“Flexible” rules don’t make the cut for higher revenue and profits

When it comes to rules, even those described as “flexible” don’t make the cut for higher profits.

NB: This is an article by Bonnie Hollenhorst, Principal Product Marketing Manager at IDeaS

I have a confession. I appreciate a good oxymoron: “Jumbo shrimp,” “living dead,” “genuine imitation,” etc. And in the universe of revenue management, I recently saw a new industry oxymoron that caught my attention: “flexible rules.”

“Flexible rules” are supposed to help revenue managers adjust their pricing by room type when conditions have been met, such as a certain number of days prior to arrival, occupancy percentage or remaining inventory for a particular room type.

But rules—even those as descriptive as “flexible”—don’t hold a candle to the profits and power an automated, analytics-based pricing approach by room type can deliver.

So, because I’m also a sucker for a good real-world comparison, let’s think about this as if we were at the horse races.

Here’s what a rules-based race would look like:

  • Begin race at an average pace
  • When two horses pass you within ten seconds, increase your speed
  • When three horses pass you, switch lanes

And here’s what an analytics-based horse race would look like this:

  • Analyze the statistical line-up of horses
  • Craft a strategy that gets you to the finish line as fast as possible
  • Continually observe the performance of all horses around you and adapt strategy as needed

In the first race, you set a strategy that may or may not get you to your desired outcome, and it reacts to change only after it occurs.

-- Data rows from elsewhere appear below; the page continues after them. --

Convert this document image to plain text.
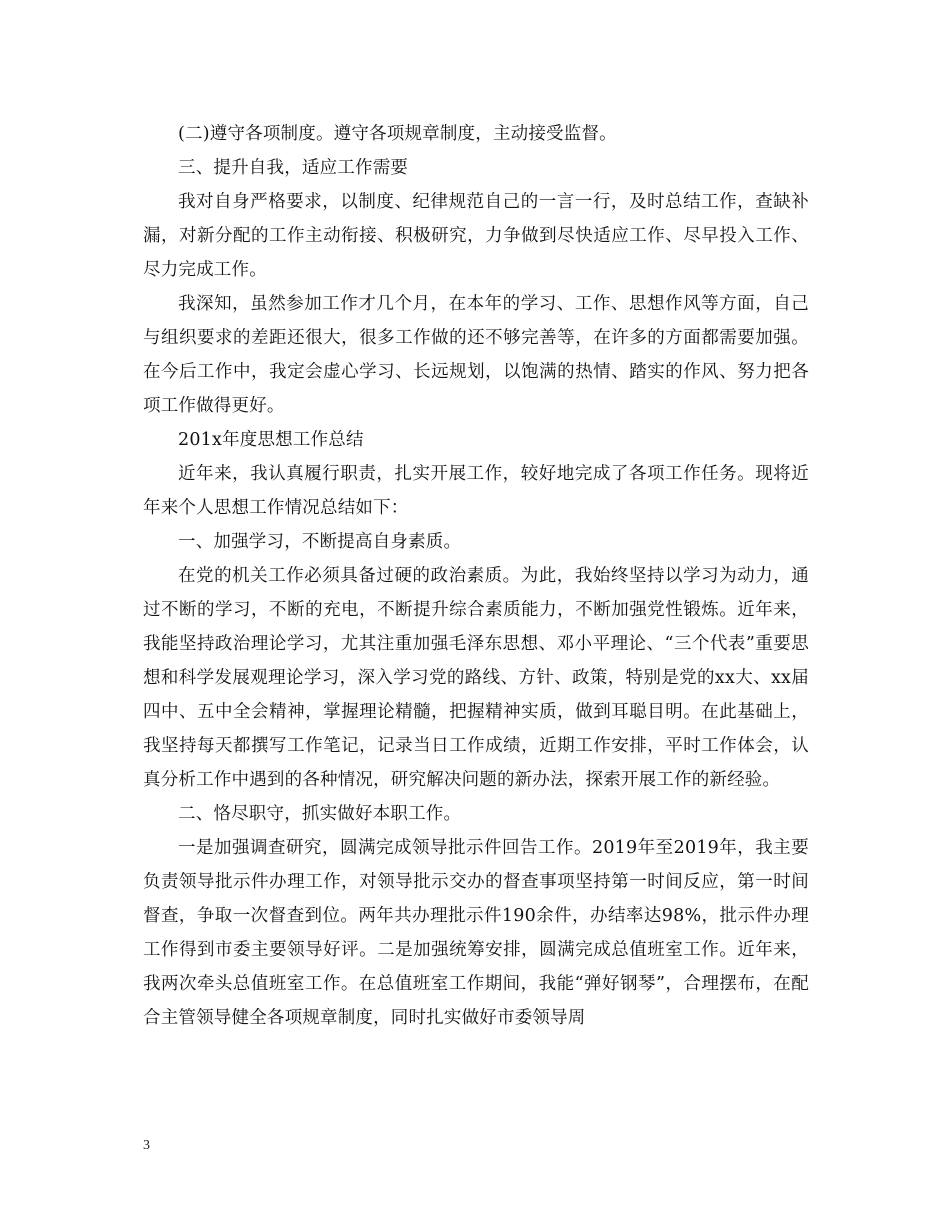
(二)遵守各项制度。遵守各项规章制度，主动接受监督。

三、提升自我，适应工作需要

我对自身严格要求，以制度、纪律规范自己的一言一行，及时总结工作，查缺补漏，对新分配的工作主动衔接、积极研究，力争做到尽快适应工作、尽早投入工作、尽力完成工作。

我深知，虽然参加工作才几个月，在本年的学习、工作、思想作风等方面，自己与组织要求的差距还很大，很多工作做的还不够完善等，在许多的方面都需要加强。在今后工作中，我定会虚心学习、长远规划，以饱满的热情、踏实的作风、努力把各项工作做得更好。

201x年度思想工作总结

近年来，我认真履行职责，扎实开展工作，较好地完成了各项工作任务。现将近年来个人思想工作情况总结如下：

一、加强学习，不断提高自身素质。

在党的机关工作必须具备过硬的政治素质。为此，我始终坚持以学习为动力，通过不断的学习，不断的充电，不断提升综合素质能力，不断加强党性锻炼。近年来，我能坚持政治理论学习，尤其注重加强毛泽东思想、邓小平理论、“三个代表”重要思想和科学发展观理论学习，深入学习党的路线、方针、政策，特别是党的xx大、xx届四中、五中全会精神，掌握理论精髓，把握精神实质，做到耳聪目明。在此基础上，我坚持每天都撰写工作笔记，记录当日工作成绩，近期工作安排，平时工作体会，认真分析工作中遇到的各种情况，研究解决问题的新办法，探索开展工作的新经验。

二、恪尽职守，抓实做好本职工作。

一是加强调查研究，圆满完成领导批示件回告工作。2019年至2019年，我主要负责领导批示件办理工作，对领导批示交办的督查事项坚持第一时间反应，第一时间督查，争取一次督查到位。两年共办理批示件190余件，办结率达98%，批示件办理工作得到市委主要领导好评。二是加强统筹安排，圆满完成总值班室工作。近年来，我两次牵头总值班室工作。在总值班室工作期间，我能“弹好钢琴”，合理摆布，在配合主管领导健全各项规章制度，同时扎实做好市委领导周

3
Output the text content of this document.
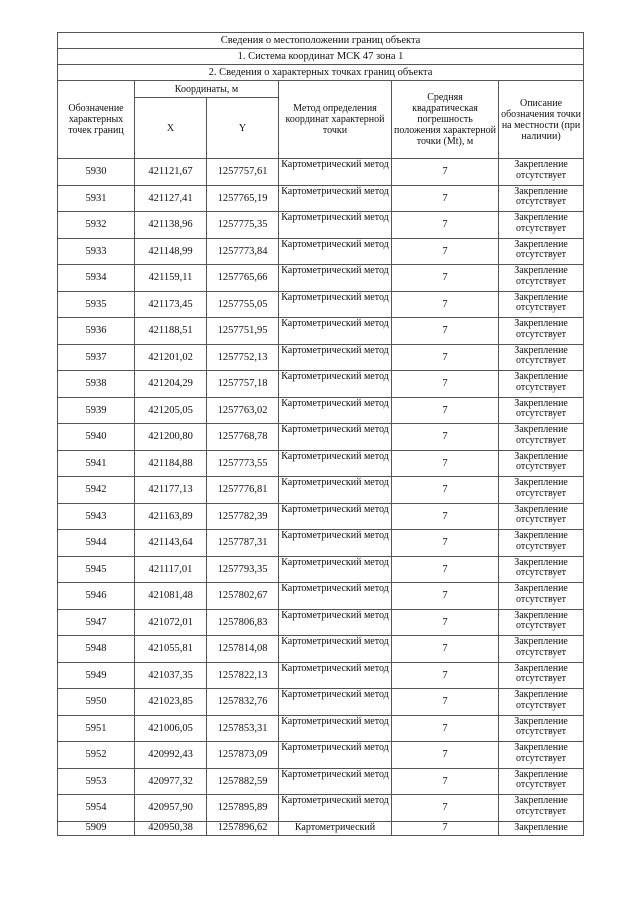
Сведения о местоположении границ объекта					
1. Система координат МСК 47 зона 1					
2. Сведения о характерных точках границ объекта					
Обозначение характерных точек границ	Координаты, м		Метод определения координат характерной точки	Средняя квадратическая погрешность положения характерной точки (Mt), м	Описание обозначения точки на местности (при наличии)
	X	Y			
5930	421121,67	1257757,61	Картометрический метод	7	Закрепление отсутствует
5931	421127,41	1257765,19	Картометрический метод	7	Закрепление отсутствует
5932	421138,96	1257775,35	Картометрический метод	7	Закрепление отсутствует
5933	421148,99	1257773,84	Картометрический метод	7	Закрепление отсутствует
5934	421159,11	1257765,66	Картометрический метод	7	Закрепление отсутствует
5935	421173,45	1257755,05	Картометрический метод	7	Закрепление отсутствует
5936	421188,51	1257751,95	Картометрический метод	7	Закрепление отсутствует
5937	421201,02	1257752,13	Картометрический метод	7	Закрепление отсутствует
5938	421204,29	1257757,18	Картометрический метод	7	Закрепление отсутствует
5939	421205,05	1257763,02	Картометрический метод	7	Закрепление отсутствует
5940	421200,80	1257768,78	Картометрический метод	7	Закрепление отсутствует
5941	421184,88	1257773,55	Картометрический метод	7	Закрепление отсутствует
5942	421177,13	1257776,81	Картометрический метод	7	Закрепление отсутствует
5943	421163,89	1257782,39	Картометрический метод	7	Закрепление отсутствует
5944	421143,64	1257787,31	Картометрический метод	7	Закрепление отсутствует
5945	421117,01	1257793,35	Картометрический метод	7	Закрепление отсутствует
5946	421081,48	1257802,67	Картометрический метод	7	Закрепление отсутствует
5947	421072,01	1257806,83	Картометрический метод	7	Закрепление отсутствует
5948	421055,81	1257814,08	Картометрический метод	7	Закрепление отсутствует
5949	421037,35	1257822,13	Картометрический метод	7	Закрепление отсутствует
5950	421023,85	1257832,76	Картометрический метод	7	Закрепление отсутствует
5951	421006,05	1257853,31	Картометрический метод	7	Закрепление отсутствует
5952	420992,43	1257873,09	Картометрический метод	7	Закрепление отсутствует
5953	420977,32	1257882,59	Картометрический метод	7	Закрепление отсутствует
5954	420957,90	1257895,89	Картометрический метод	7	Закрепление отсутствует
5909	420950,38	1257896,62	Картометрический	7	Закрепление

In the second, you already know how to start, proceed and finish before the race even begins, nimbly adapting where necessary to achieve the optimal outcome.

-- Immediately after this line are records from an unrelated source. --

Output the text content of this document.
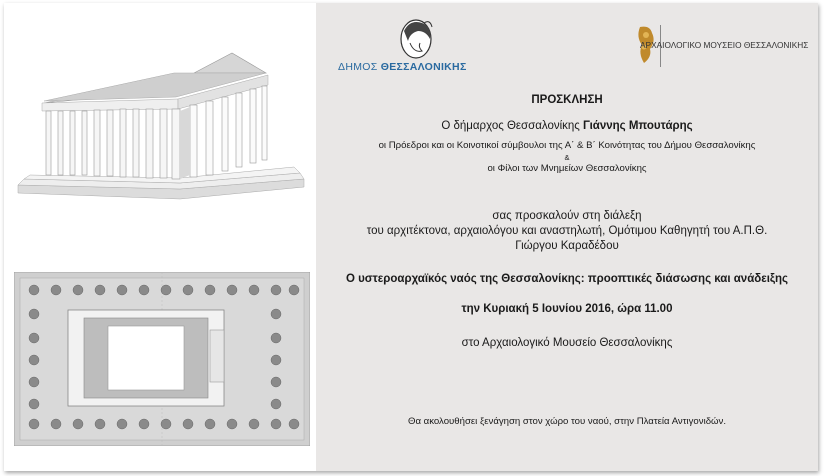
ΔΗΜΟΣ ΘΕΣΣΑΛΟΝΙΚΗΣ
ΑΡΧΑΙΟΛΟΓΙΚΟ ΜΟΥΣΕΙΟ ΘΕΣΣΑΛΟΝΙΚΗΣ
ΠΡΟΣΚΛΗΣΗ
Ο δήμαρχος Θεσσαλονίκης Γιάννης Μπουτάρης
οι Πρόεδροι και οι Κοινοτικοί σύμβουλοι της Α΄ & Β΄ Κοινότητας του Δήμου Θεσσαλονίκης
&
οι Φίλοι των Μνημείων Θεσσαλονίκης
σας προσκαλούν στη διάλεξη
του αρχιτέκτονα, αρχαιολόγου και αναστηλωτή, Ομότιμου Καθηγητή του Α.Π.Θ.
Γιώργου Καραδέδου
Ο υστεροαρχαϊκός ναός της Θεσσαλονίκης: προοπτικές διάσωσης και ανάδειξης
την Κυριακή 5 Ιουνίου 2016, ώρα 11.00
στο Αρχαιολογικό Μουσείο Θεσσαλονίκης
Θα ακολουθήσει ξενάγηση στον χώρο του ναού, στην Πλατεία Αντιγονιδών.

Think about it in regards to your technology: Setting manual price differentials for room types has always been available through property management systems. So when it comes to your revenue technology, shouldn’t it have something more to offer?

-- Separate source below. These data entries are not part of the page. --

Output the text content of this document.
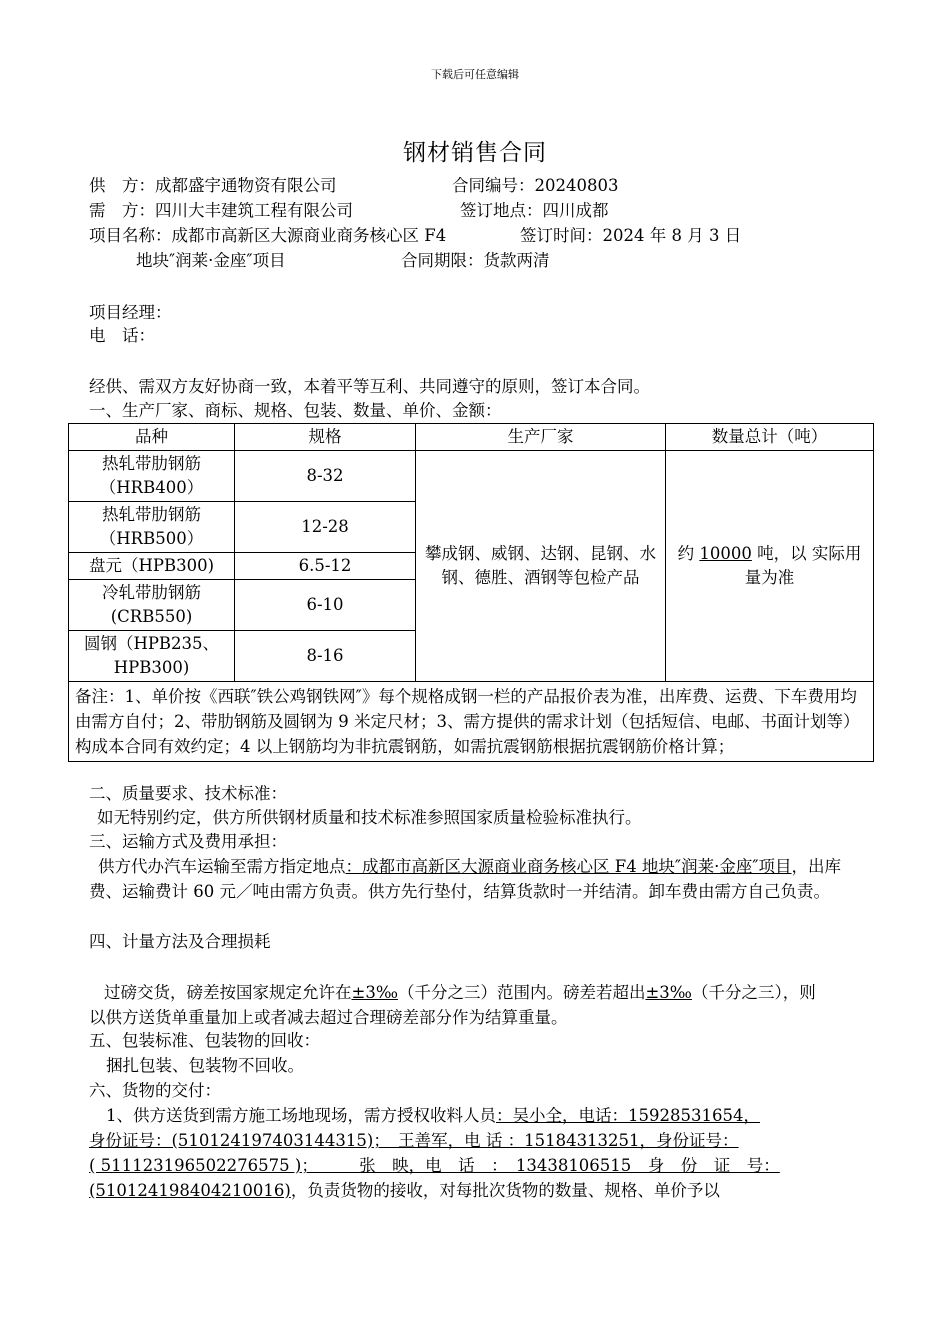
下载后可任意编辑
钢材销售合同
供　方：成都盛宇通物资有限公司	合同编号：20240803
需　方：四川大丰建筑工程有限公司	签订地点：四川成都
项目名称：成都市高新区大源商业商务核心区 F4	签订时间：2024 年 8 月 3 日
地块″润莱·金座″项目	合同期限：货款两清
项目经理：
电　话：
经供、需双方友好协商一致，本着平等互利、共同遵守的原则，签订本合同。
一、生产厂家、商标、规格、包装、数量、单价、金额：
品种	规格	生产厂家	数量总计（吨）
热轧带肋钢筋（HRB400）	8-32	攀成钢、威钢、达钢、昆钢、水钢、德胜、酒钢等包检产品	约 10000 吨，以 实际用量为准
热轧带肋钢筋（HRB500）	12-28		
盘元（HPB300)	6.5-12		
冷轧带肋钢筋(CRB550)	6-10		
圆钢（HPB235、HPB300)	8-16		
备注：1、单价按《西联″铁公鸡钢铁网″》每个规格成钢一栏的产品报价表为准，出库费、运费、下车费用均由需方自付；2、带肋钢筋及圆钢为 9 米定尺材；3、需方提供的需求计划（包括短信、电邮、书面计划等）构成本合同有效约定；4 以上钢筋均为非抗震钢筋，如需抗震钢筋根据抗震钢筋价格计算；			
二、质量要求、技术标准：
如无特别约定，供方所供钢材质量和技术标准参照国家质量检验标准执行。
三、运输方式及费用承担：
供方代办汽车运输至需方指定地点：成都市高新区大源商业商务核心区 F4 地块″润莱·金座″项目，出库费、运输费计 60 元／吨由需方负责。供方先行垫付，结算货款时一并结清。卸车费由需方自己负责。
四、计量方法及合理损耗
过磅交货，磅差按国家规定允许在±3‰（千分之三）范围内。磅差若超出±3‰（千分之三），则以供方送货单重量加上或者减去超过合理磅差部分作为结算重量。
五、包装标准、包装物的回收：
捆扎包装、包装物不回收。
六、货物的交付：
1、供方送货到需方施工场地现场，需方授权收料人员：吴小全，电话：15928531654，
身份证号：(510124197403144315)；　王善军，电 话 ：15184313251，身份证号：
( 511123196502276575 )；　　　张　映，电　话　：　13438106515　身　份　证　号：
(510124198404210016)，负责货物的接收，对每批次货物的数量、规格、单价予以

Analytically determining pricing for each room type based on demand—not a list of rules—is going to give you the decisions you need to win the revenue race.

A robust revenue management solution understands that different room types have different demand. These room types need to be independently priced in an automated fashion, while also assessing price sensitivity, seasonality, day of week, lead time, and more.

Your solution also needs to understand the relationship between all types of business, not just focusing on public rates.

That’s how you drive more revenue.

Don’t wait for five rooms to be sold before you make your next move. You could be missing out on rates that guests are willing to pay for your specific room types. To put it back in context for my fellow oxymoron aficionados out there: It’s the “only choice.”